A comet looks to us like a bright, fuzzy dot in the sky, followed by a long, shiny tail. Although we do not see comets very often, there are about 2 million of them in our solar system. They travel at speeds ranging from 700 miles per hour in outer space to speeds of 1,250,000 miles per hour near the sun.
For many years, scientists thought that a comet was made up of tiny bits of solid matter that stayed together as a result of gravity. Today, however, that theory has changed. A comet is now believed to be made up of frozen gases and frozen water mixed with particles of dust and larger pieces of metals and rock.
A comet has two distinct parts that are visible, either with the naked eye or a telescope. Those two parts are the head and the tail. The head of a comet has a definite center, or nucleus, which is relatively small (less than 10 miles wide). Surrounding the nucleus is a fuzzy cloud, called the coma. The coma can measure up to 1,000,000 miles across!

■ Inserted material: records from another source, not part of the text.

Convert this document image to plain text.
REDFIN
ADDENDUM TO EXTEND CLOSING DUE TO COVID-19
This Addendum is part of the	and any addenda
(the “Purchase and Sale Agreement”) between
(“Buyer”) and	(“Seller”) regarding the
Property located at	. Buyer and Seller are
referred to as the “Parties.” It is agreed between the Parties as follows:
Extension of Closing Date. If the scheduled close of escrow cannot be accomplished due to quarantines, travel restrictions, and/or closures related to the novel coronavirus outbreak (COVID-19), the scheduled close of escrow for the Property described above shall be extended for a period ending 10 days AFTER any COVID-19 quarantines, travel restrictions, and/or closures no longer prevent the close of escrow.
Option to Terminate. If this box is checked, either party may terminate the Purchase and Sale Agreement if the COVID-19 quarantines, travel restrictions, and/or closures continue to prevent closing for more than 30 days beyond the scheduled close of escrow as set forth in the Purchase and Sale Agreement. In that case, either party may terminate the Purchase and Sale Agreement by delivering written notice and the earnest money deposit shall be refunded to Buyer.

Comas are believed to form when the frozen water and frozen gases of the nucleus evaporate as the comet travels near the sun. At the same time, gases and dust particles are pushed away from the coma to form the tail.
The best-known comet is Halley’s Comet, which is seen by people on earth as it travels in its orbit around the sun every 76-79 years. It was last seen in 1910 and should be visible again about 1986.
The most recent comet seen by man on earth was Comet Kohoutek in 1973. Not only was Kohoutek studied by astronomers on the ground, but it was also studied and photographed by astronauts orbiting in the Skylab space station.
The tail of a comet can extend 100,000,000 miles across space!